# R35 Insurance - Privilege



## rblvjenkins (Mar 8, 2008)

Just got what I think is a great quote of £368.55 for my R-35 Black Edition arriving in May. 

I'm 51 with 10+ years no claims bonus, no points in last 5 years and car will be garaged in Wales, so from an actuary's point of view I am about as low risk as they come

Excess is £500.

Also, with Privilege I get my full no claims bonus on the R35 AND my Subaru Legacy 3.0R SpecB Estate (my daily driver). To qualify for this multi-car no-claims bonus with Privilege, you have to be the only driver on both policies, and you have to be the registered owner of both cars.


----------



## batman r32 gtr (Nov 14, 2008)

wow thats a good quote bud,im with privalege im 24 on a group policy with a r32 gtr and pay £1300 +250 excess should hopefully go down next year when im 25 very good company,you dont have to be posh to be privaleged ha:thumbsup:


----------



## David.Yu (Jun 28, 2001)

That's strange, I just tried on the Privilege website and it says the value of the car has to be between 1 and 50,000?


----------



## Wildrover (Dec 16, 2008)

David.Yu said:


> That's strange, I just tried on the Privilege website and it says the value of the car has to be between 1 and 50,000?


Same - £1-50,000????


----------



## Wildrover (Dec 16, 2008)

I said the car was worth £50k, then you can proceed.

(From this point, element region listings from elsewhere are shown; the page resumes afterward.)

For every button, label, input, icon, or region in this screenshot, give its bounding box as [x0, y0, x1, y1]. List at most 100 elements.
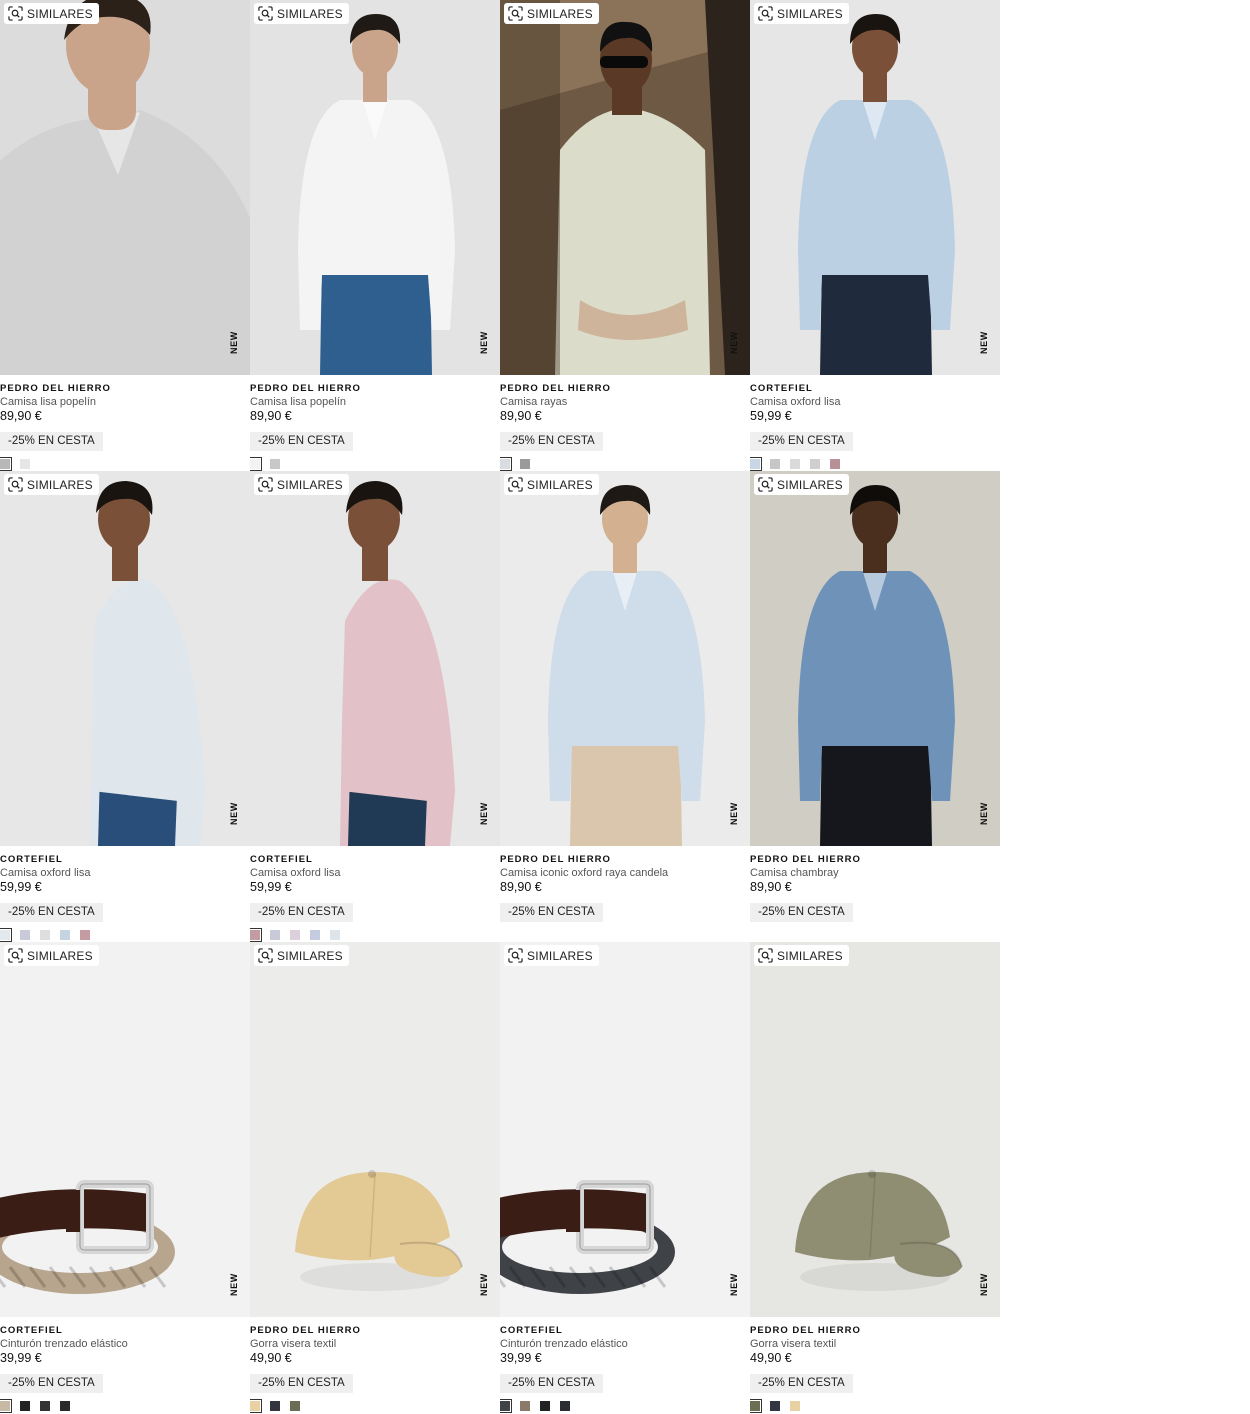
product-image[interactable]: SIMILARES NEW	[500, 942, 750, 1317]
color-swatch[interactable]	[40, 1401, 50, 1411]
product-brand: PEDRO DEL HIERRO	[500, 383, 611, 394]
color-swatches	[750, 457, 840, 471]
color-swatch[interactable]	[540, 1401, 550, 1411]
product-info: CORTEFIEL Camisa oxford lisa 59,99 € -25% E…	[750, 382, 1000, 451]
similares-button[interactable]: SIMILARES	[754, 945, 849, 966]
product-image[interactable]: SIMILARES NEW	[250, 942, 500, 1317]
product-image[interactable]: SIMILARES NEW	[250, 0, 500, 375]
product-info: CORTEFIEL Cinturón trenzado elástico 39,99…	[0, 1324, 250, 1393]
color-swatch[interactable]	[330, 930, 340, 940]
product-name[interactable]: Camisa oxford lisa	[0, 866, 250, 880]
product-brand: PEDRO DEL HIERRO	[750, 1325, 861, 1336]
product-image[interactable]: SIMILARES NEW	[750, 0, 1000, 375]
similares-button[interactable]: SIMILARES	[754, 474, 849, 495]
product-info: PEDRO DEL HIERRO Camisa lisa popelín 89,90…	[0, 382, 250, 451]
product-name[interactable]: Camisa rayas	[500, 395, 750, 409]
color-swatch[interactable]	[770, 1401, 780, 1411]
discount-badge: -25% EN CESTA	[250, 903, 353, 922]
similares-button[interactable]: SIMILARES	[4, 474, 99, 495]
color-swatch[interactable]	[20, 930, 30, 940]
product-name[interactable]: Camisa lisa popelín	[0, 395, 250, 409]
color-swatch[interactable]	[500, 1399, 512, 1413]
color-swatch[interactable]	[270, 459, 280, 469]
color-swatch[interactable]	[250, 457, 262, 471]
color-swatch[interactable]	[830, 459, 840, 469]
color-swatch[interactable]	[520, 1401, 530, 1411]
color-swatch[interactable]	[520, 459, 530, 469]
product-card[interactable]: SIMILARES NEW PEDRO DEL HIERRO Gorra visera…	[750, 942, 1000, 1413]
product-image[interactable]: SIMILARES NEW	[750, 471, 1000, 846]
similares-button[interactable]: SIMILARES	[254, 3, 349, 24]
product-name[interactable]: Gorra visera textil	[250, 1337, 500, 1351]
product-image[interactable]: SIMILARES NEW	[500, 471, 750, 846]
color-swatch[interactable]	[270, 1401, 280, 1411]
color-swatch[interactable]	[0, 457, 12, 471]
similares-button[interactable]: SIMILARES	[754, 3, 849, 24]
product-name[interactable]: Cinturón trenzado elástico	[500, 1337, 750, 1351]
color-swatch[interactable]	[750, 1399, 762, 1413]
product-name[interactable]: Cinturón trenzado elástico	[0, 1337, 250, 1351]
product-name[interactable]: Camisa oxford lisa	[750, 395, 1000, 409]
product-image[interactable]: SIMILARES NEW	[0, 471, 250, 846]
visual-search-icon	[8, 477, 23, 492]
color-swatches	[0, 928, 90, 942]
color-swatch[interactable]	[500, 457, 512, 471]
color-swatch[interactable]	[0, 928, 12, 942]
new-badge: NEW	[729, 331, 739, 354]
color-swatch[interactable]	[290, 930, 300, 940]
color-swatch[interactable]	[310, 930, 320, 940]
new-badge: NEW	[229, 802, 239, 825]
product-card[interactable]: SIMILARES NEW CORTEFIEL Camisa oxford lisa 5…	[0, 471, 250, 942]
product-card[interactable]: SIMILARES NEW PEDRO DEL HIERRO Gorra visera…	[250, 942, 500, 1413]
product-name[interactable]: Camisa oxford lisa	[250, 866, 500, 880]
similares-button[interactable]: SIMILARES	[254, 945, 349, 966]
product-price: 59,99 €	[750, 409, 792, 423]
product-card[interactable]: SIMILARES NEW CORTEFIEL Cinturón trenzado e…	[500, 942, 750, 1413]
product-name[interactable]: Camisa chambray	[750, 866, 1000, 880]
color-swatch[interactable]	[250, 1399, 262, 1413]
color-swatch[interactable]	[790, 1401, 800, 1411]
color-swatch[interactable]	[560, 1401, 570, 1411]
color-swatch[interactable]	[810, 459, 820, 469]
product-name[interactable]: Camisa iconic oxford raya candela	[500, 866, 750, 880]
color-swatch[interactable]	[80, 930, 90, 940]
similares-button[interactable]: SIMILARES	[504, 474, 599, 495]
color-swatch[interactable]	[40, 930, 50, 940]
color-swatch[interactable]	[0, 1399, 12, 1413]
product-card[interactable]: SIMILARES NEW PEDRO DEL HIERRO Camisa chamb…	[750, 471, 1000, 942]
similares-button[interactable]: SIMILARES	[504, 945, 599, 966]
color-swatch[interactable]	[790, 459, 800, 469]
product-image[interactable]: SIMILARES NEW	[500, 0, 750, 375]
color-swatch[interactable]	[60, 1401, 70, 1411]
similares-button[interactable]: SIMILARES	[4, 3, 99, 24]
color-swatch[interactable]	[20, 459, 30, 469]
product-card[interactable]: SIMILARES NEW PEDRO DEL HIERRO Camisa lisa …	[250, 0, 500, 471]
product-name[interactable]: Gorra visera textil	[750, 1337, 1000, 1351]
product-name[interactable]: Camisa lisa popelín	[250, 395, 500, 409]
color-swatch[interactable]	[290, 1401, 300, 1411]
product-image[interactable]: SIMILARES NEW	[0, 942, 250, 1317]
similares-button[interactable]: SIMILARES	[504, 3, 599, 24]
product-image[interactable]: SIMILARES NEW	[750, 942, 1000, 1317]
color-swatch[interactable]	[20, 1401, 30, 1411]
color-swatches	[250, 1399, 300, 1413]
product-card[interactable]: SIMILARES NEW CORTEFIEL Camisa oxford lisa 5…	[750, 0, 1000, 471]
color-swatch[interactable]	[270, 930, 280, 940]
similares-button[interactable]: SIMILARES	[254, 474, 349, 495]
product-brand: PEDRO DEL HIERRO	[500, 854, 611, 865]
product-info: CORTEFIEL Cinturón trenzado elástico 39,99…	[500, 1324, 750, 1393]
product-image[interactable]: SIMILARES NEW	[250, 471, 500, 846]
color-swatch[interactable]	[750, 457, 762, 471]
color-swatch[interactable]	[250, 928, 262, 942]
product-card[interactable]: SIMILARES NEW CORTEFIEL Camisa oxford lisa 5…	[250, 471, 500, 942]
product-image[interactable]: SIMILARES NEW	[0, 0, 250, 375]
product-card[interactable]: SIMILARES NEW PEDRO DEL HIERRO Camisa lisa …	[0, 0, 250, 471]
color-swatches	[250, 928, 340, 942]
discount-badge: -25% EN CESTA	[750, 432, 853, 451]
color-swatch[interactable]	[60, 930, 70, 940]
product-card[interactable]: SIMILARES NEW PEDRO DEL HIERRO Camisa iconi…	[500, 471, 750, 942]
product-card[interactable]: SIMILARES NEW PEDRO DEL HIERRO Camisa rayas…	[500, 0, 750, 471]
similares-button[interactable]: SIMILARES	[4, 945, 99, 966]
color-swatch[interactable]	[770, 459, 780, 469]
product-card[interactable]: SIMILARES NEW CORTEFIEL Cinturón trenzado e…	[0, 942, 250, 1413]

Came up with: £417.90 and asked which Tracker was fitted (I specified the Nissan version). So not bad.

Oh and that's with the wife driving too.


----------



## David.Yu (Jun 28, 2001)

But doesn't that mean you would only get £50k back in a total loss scenario?

Admiral quoted me £593 with no need for a Tracker, so it's looking like there's no need for one.


----------



## Bodi (Dec 23, 2007)

David.Yu said:


> But doesn't that mean you would only get £50k back in a total loss scenario?
> 
> Admiral quoted me £593 with no need for a Tracker, so it's looking like there's no need for one.


It does if the car is less than 12 months old after that it changes dramatically


----------